Should I give an appearance of evenhandedness and acknowledge that President Obama has a major blind spot regarding religious liberty, as columnist Kathleen Parker of the Washington Post claimed recently? The President may have blind spots, but Parker does not seem to be familiar enough with the facts on the ground re the Little Sisters of the Poor case to do anything other than throw rhetorical bricks at the President. No one is going to compel the Little Sisters to provide abortifacients, or even birth control, to their employees. The somewhat more challenging issues come in the Hobby Lobby and Conestoga Wood cases, where the latest government brief (Feb. 10, as respondent to Conestoga) has crystallized a hard-to-impeach version of the questions presented: “1. Whether the Religious Freedom Restoration Act of 1993…allows a for-profit corporation to deny its employees the health coverage of contraceptives to which the employees are otherwise entitled by federal law, based on the religious objections of the corporation’s owners. 2. Whether the requirement that non-exempted, non-grandfathered group health plans include coverage of contraceptives violates the Free Exercise Clause of the First Amendment.”
The government brief has it just right. The real issue here, and in so many other putative “religious liberty” cases and controversies, is whose freedom counts, and who bears the burden when some complain that their consciences are violated by a generally applicable public law. I would say it is clear that a for-profit corporation is an inanimate creature brought into being by state charter, and has no tender conscience to offend. A religiously-based nonprofit is quite different, and accommodations should often be made so long as the Little Sisters, the Vedanta Society, the Presbyterian Youth group, the synagogue, or similar groups attest to their conscientious objections–which may indeed involve writing some kind of “permission slip,” if you want to put it that way. Such cases can be tricky; however the Hobby Lobby, Conestoga Wood, and for that matter Town of Greece v. Galloway cases ought to be disposed of easily.

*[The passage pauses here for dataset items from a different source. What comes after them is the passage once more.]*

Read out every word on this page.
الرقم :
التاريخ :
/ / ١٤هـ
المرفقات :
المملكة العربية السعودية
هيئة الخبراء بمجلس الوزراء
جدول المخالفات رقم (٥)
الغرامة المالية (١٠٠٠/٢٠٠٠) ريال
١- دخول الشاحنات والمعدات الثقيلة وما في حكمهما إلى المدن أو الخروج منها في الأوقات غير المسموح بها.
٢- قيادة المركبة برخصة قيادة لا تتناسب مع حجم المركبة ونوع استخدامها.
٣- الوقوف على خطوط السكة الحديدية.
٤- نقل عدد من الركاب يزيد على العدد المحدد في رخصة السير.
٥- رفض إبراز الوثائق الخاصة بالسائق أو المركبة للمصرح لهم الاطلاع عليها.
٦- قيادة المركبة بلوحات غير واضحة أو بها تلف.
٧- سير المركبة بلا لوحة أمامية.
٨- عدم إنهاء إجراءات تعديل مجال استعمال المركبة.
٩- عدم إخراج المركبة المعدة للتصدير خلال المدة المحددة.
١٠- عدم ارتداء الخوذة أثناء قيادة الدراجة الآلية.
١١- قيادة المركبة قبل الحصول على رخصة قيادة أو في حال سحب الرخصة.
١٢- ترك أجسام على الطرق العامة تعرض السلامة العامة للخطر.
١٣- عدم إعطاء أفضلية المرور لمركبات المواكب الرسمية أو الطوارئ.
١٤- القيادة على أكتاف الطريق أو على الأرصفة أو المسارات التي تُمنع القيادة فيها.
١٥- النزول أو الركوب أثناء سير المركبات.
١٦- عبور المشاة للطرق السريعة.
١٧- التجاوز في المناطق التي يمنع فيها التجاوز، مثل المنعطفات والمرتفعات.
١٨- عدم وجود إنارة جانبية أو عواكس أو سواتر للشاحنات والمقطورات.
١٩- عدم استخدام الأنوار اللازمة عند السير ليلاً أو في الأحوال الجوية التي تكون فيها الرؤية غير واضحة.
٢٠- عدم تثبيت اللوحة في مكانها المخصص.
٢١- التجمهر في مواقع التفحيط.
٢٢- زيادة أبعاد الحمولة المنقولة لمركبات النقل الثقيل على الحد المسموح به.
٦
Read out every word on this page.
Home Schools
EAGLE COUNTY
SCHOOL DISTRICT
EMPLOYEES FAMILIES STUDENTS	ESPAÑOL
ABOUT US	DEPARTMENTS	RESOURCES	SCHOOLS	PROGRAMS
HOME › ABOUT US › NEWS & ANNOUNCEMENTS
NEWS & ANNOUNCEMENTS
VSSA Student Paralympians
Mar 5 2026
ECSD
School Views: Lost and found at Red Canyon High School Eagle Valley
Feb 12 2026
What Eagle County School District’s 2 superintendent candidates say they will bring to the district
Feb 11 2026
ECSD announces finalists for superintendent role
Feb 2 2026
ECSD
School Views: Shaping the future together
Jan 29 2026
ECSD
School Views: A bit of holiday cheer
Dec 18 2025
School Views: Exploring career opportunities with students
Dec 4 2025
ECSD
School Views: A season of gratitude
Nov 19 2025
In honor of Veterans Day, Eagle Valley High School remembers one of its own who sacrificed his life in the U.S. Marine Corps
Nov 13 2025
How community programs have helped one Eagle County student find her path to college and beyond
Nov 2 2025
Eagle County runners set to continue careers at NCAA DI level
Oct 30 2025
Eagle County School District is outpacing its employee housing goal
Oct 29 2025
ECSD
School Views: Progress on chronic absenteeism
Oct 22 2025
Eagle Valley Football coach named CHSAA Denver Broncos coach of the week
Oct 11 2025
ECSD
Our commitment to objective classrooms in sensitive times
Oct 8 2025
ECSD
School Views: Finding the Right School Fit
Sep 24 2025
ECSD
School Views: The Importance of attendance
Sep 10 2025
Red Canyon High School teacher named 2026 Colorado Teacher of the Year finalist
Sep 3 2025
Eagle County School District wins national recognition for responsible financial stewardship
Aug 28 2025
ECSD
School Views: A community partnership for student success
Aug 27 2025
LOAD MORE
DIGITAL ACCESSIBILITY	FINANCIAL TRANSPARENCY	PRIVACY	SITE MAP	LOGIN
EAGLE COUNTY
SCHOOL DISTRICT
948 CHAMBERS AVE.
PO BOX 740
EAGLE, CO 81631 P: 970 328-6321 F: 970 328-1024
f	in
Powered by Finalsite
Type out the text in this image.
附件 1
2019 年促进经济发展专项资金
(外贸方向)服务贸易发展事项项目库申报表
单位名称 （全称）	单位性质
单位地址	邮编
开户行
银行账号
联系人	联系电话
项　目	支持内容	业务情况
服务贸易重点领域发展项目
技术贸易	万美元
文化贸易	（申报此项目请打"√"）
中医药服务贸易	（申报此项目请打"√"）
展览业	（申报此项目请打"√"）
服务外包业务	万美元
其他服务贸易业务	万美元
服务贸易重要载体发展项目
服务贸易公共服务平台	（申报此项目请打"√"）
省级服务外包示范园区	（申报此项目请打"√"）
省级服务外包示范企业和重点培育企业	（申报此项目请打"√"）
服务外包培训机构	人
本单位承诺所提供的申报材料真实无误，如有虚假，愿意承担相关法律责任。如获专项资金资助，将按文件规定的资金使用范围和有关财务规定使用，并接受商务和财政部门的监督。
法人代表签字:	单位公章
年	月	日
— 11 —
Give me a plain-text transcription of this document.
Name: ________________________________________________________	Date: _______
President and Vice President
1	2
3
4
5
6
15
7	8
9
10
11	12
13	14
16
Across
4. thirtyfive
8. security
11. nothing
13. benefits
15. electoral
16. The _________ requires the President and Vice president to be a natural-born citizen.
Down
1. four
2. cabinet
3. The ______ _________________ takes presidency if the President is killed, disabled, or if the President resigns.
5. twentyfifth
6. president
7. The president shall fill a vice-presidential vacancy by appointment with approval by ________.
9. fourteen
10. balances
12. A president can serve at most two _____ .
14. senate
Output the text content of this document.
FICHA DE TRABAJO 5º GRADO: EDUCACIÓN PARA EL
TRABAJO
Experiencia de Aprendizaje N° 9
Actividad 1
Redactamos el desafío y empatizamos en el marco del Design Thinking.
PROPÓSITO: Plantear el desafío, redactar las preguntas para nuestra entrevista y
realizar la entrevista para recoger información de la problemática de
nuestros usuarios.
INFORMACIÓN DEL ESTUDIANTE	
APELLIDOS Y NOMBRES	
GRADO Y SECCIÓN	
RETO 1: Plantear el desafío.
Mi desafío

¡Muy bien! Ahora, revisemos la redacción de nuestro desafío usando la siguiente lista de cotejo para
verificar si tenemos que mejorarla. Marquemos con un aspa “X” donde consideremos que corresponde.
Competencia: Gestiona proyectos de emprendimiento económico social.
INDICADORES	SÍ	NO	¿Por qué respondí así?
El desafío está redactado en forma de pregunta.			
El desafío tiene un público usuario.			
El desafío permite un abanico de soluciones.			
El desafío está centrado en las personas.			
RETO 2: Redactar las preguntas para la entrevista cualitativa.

Does the Supreme Court relish sorting all this out? They do face some vexing, difficult cases, but if five or more justices can tune out the faux-outrage ginned up by the political right over supposed violations of religious liberty, and focus on upholding “neutral laws of general applicability” with the usual exceptions and accommodations where warranted, their yoke will be easy and their burden quite light.